Persis bent backwards in a fraction of a second. Smith's fist swung in a perfect arc over her, centimetres from her face. She threw her arms back and, springing on her palms, kicked him in the jaw as she flipped backwards. Smith drew out his gun and fired twice. Persis dodged the bullets easily, feeling a curious feeling as she did so, as if she saw the bullets travelling from a dozen different angles. Smith looked on as she bent in all angles simultaneously, just as he was capable of doing. She had inherited the most striking aspect of all agents; the ability to dodge rapidly fired bullets. Smith chuckled in spite of himself, throwing away his gun as he did so.

"Congratulations, Miss. Carlisle; you've managed to impress me again".

"I don't want to impress you, Smith".

"Hm".

Sol tapped his foot in anticipation. The crew of the Apollo were almost as eager as he was-it was dangerous work, broadcasting so near to the Antigone's wreck, so near to where sentinels had been raging just hours before.

"Almost there, Sir".

"Good work".

Persis flew off the roof, going through a blistering array of taught, precision-perfect

positions before landing on the sidewalk on the other side of the building, the slabs of concrete cracked into shards around her. The quiet suburb was peaceful and warm. She could hear children laughing from a house in another street.

Smith shot down to meet her.

"Establishing location in 3, 2..1.."

The Apollo herself seemed to hold her breath and wait.

Punch, block, punch. The endless cycle of moves that Persis and Smith went through in their carefully orchestrated, almost balletic fight dazzled the eye. Their fists blurred in cycles of concentric knuckles, white and rock hard. They fought, gradually making their way down the quiet street, undisturbed by the inhabitants of the endless houses.

"Preparing an exit right there, sir.
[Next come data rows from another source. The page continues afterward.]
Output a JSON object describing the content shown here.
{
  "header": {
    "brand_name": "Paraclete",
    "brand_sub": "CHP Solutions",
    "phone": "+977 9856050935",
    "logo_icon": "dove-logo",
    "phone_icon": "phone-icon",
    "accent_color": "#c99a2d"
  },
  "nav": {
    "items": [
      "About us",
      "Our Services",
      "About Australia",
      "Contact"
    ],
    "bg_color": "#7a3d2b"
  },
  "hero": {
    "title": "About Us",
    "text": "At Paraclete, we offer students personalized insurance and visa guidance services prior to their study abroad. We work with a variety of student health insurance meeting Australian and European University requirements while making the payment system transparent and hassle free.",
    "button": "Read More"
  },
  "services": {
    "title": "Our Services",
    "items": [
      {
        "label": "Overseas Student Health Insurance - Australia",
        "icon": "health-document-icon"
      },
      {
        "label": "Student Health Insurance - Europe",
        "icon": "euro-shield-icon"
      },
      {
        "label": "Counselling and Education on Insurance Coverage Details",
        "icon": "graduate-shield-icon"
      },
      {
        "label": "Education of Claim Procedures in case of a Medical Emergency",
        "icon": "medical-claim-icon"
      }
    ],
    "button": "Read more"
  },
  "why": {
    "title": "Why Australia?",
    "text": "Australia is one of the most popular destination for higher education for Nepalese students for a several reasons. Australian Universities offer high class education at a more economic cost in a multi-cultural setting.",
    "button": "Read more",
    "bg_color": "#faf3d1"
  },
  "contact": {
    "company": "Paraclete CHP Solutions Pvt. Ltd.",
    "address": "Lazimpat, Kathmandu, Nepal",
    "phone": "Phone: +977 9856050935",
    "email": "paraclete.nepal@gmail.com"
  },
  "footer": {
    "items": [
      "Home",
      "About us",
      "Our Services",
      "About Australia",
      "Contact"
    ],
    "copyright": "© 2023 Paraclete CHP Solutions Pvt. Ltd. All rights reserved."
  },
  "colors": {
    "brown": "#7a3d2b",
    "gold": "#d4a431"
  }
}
The house on the corner with the green door".

Persis leapt into the air, and spun on her stomach like a human discus at Smith's head. He blocked her onslaught with his iron like arms and, grabbing her ankles, threw her into the front garden of the house on the corner of the street. Persis

scrambled up and stood on the tame, freshly cut lawn. The sprinklers switched on, framing her in sprays of clear water droplets.
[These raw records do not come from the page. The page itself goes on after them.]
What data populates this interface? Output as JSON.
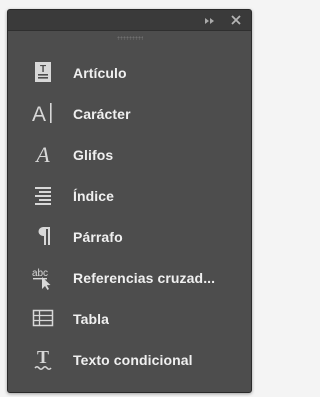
{
  "panel": {
    "items": [
      {
        "label": "Artículo",
        "icon": "article-icon"
      },
      {
        "label": "Carácter",
        "icon": "character-icon"
      },
      {
        "label": "Glifos",
        "icon": "glyphs-icon"
      },
      {
        "label": "Índice",
        "icon": "index-icon"
      },
      {
        "label": "Párrafo",
        "icon": "paragraph-icon"
      },
      {
        "label": "Referencias cruzad...",
        "icon": "cross-references-icon"
      },
      {
        "label": "Tabla",
        "icon": "table-icon"
      },
      {
        "label": "Texto condicional",
        "icon": "conditional-text-icon"
      }
    ],
    "close_glyph": "×"
  },
  "colors": {
    "panel_bg": "#4d4d4d",
    "titlebar_bg": "#3a3a3a",
    "text": "#f0f0f0",
    "icon": "#d8d8d8"
  }
}
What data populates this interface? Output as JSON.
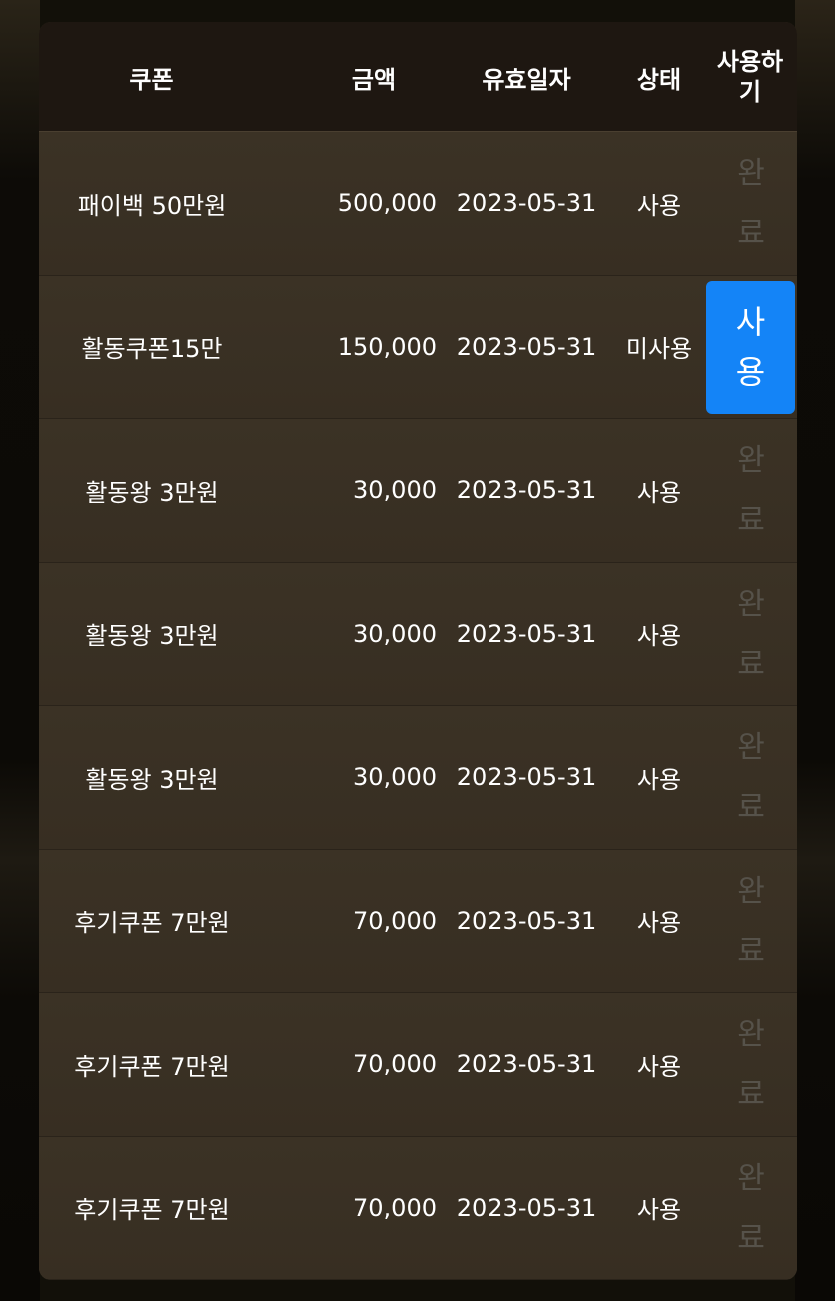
{
  "table": {
    "headers": {
      "coupon": "쿠폰",
      "amount": "금액",
      "expiry": "유효일자",
      "status": "상태",
      "use_line1": "사용하",
      "use_line2": "기"
    },
    "done_label": {
      "line1": "완",
      "line2": "료"
    },
    "use_button_label": {
      "line1": "사",
      "line2": "용"
    },
    "rows": [
      {
        "coupon": "패이백 50만원",
        "amount": "500,000",
        "expiry": "2023-05-31",
        "status": "사용",
        "action": "done"
      },
      {
        "coupon": "활동쿠폰15만",
        "amount": "150,000",
        "expiry": "2023-05-31",
        "status": "미사용",
        "action": "use"
      },
      {
        "coupon": "활동왕 3만원",
        "amount": "30,000",
        "expiry": "2023-05-31",
        "status": "사용",
        "action": "done"
      },
      {
        "coupon": "활동왕 3만원",
        "amount": "30,000",
        "expiry": "2023-05-31",
        "status": "사용",
        "action": "done"
      },
      {
        "coupon": "활동왕 3만원",
        "amount": "30,000",
        "expiry": "2023-05-31",
        "status": "사용",
        "action": "done"
      },
      {
        "coupon": "후기쿠폰 7만원",
        "amount": "70,000",
        "expiry": "2023-05-31",
        "status": "사용",
        "action": "done"
      },
      {
        "coupon": "후기쿠폰 7만원",
        "amount": "70,000",
        "expiry": "2023-05-31",
        "status": "사용",
        "action": "done"
      },
      {
        "coupon": "후기쿠폰 7만원",
        "amount": "70,000",
        "expiry": "2023-05-31",
        "status": "사용",
        "action": "done"
      }
    ]
  },
  "colors": {
    "header_bg": "#1e1711",
    "row_bg": "#3a3124",
    "use_button": "#1484f7",
    "done_text": "#56524a",
    "text": "#ffffff"
  }
}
"We've got her, Captain. We're opening the exit now".

From within the house the dim ringing of a phone was heard. Persis crashed through the window head first, rolled across the front room carpet and rose up in front of the ringing phone on the side table, picking the receiver up. Smith stood in the shards of broken glass. Persis looked at him. He walked slowly over and stopped, inches from

her. Persis felt her hand move up from her side and reach for him again. Her hand paused in front of his chest. She felt a rush of power and information flood to her fingertips. Smith leaned in closer. Persis' fingertips grazed the fibre of his shirt. She pressed the receiver to her ear because she knew she had to-not because she wanted to.

"Bring her out, Titus".

"Yes sir".

Titus reached his muscular arm under Persis' head and, pressing the clamp, pulled the switch out, the long metal needle emerging from the top of her spine smoothly, in one fluid movement, rubbing against the metal around the orifice as it did so. Persis

opened her eyes, gasping, like one awaking from a dream in which she had been drowning, the sounds of her harsh, quick breathing tearing the quiet of the Apollo.

A blinding light at first.The deck of a ship. A ship. She was back.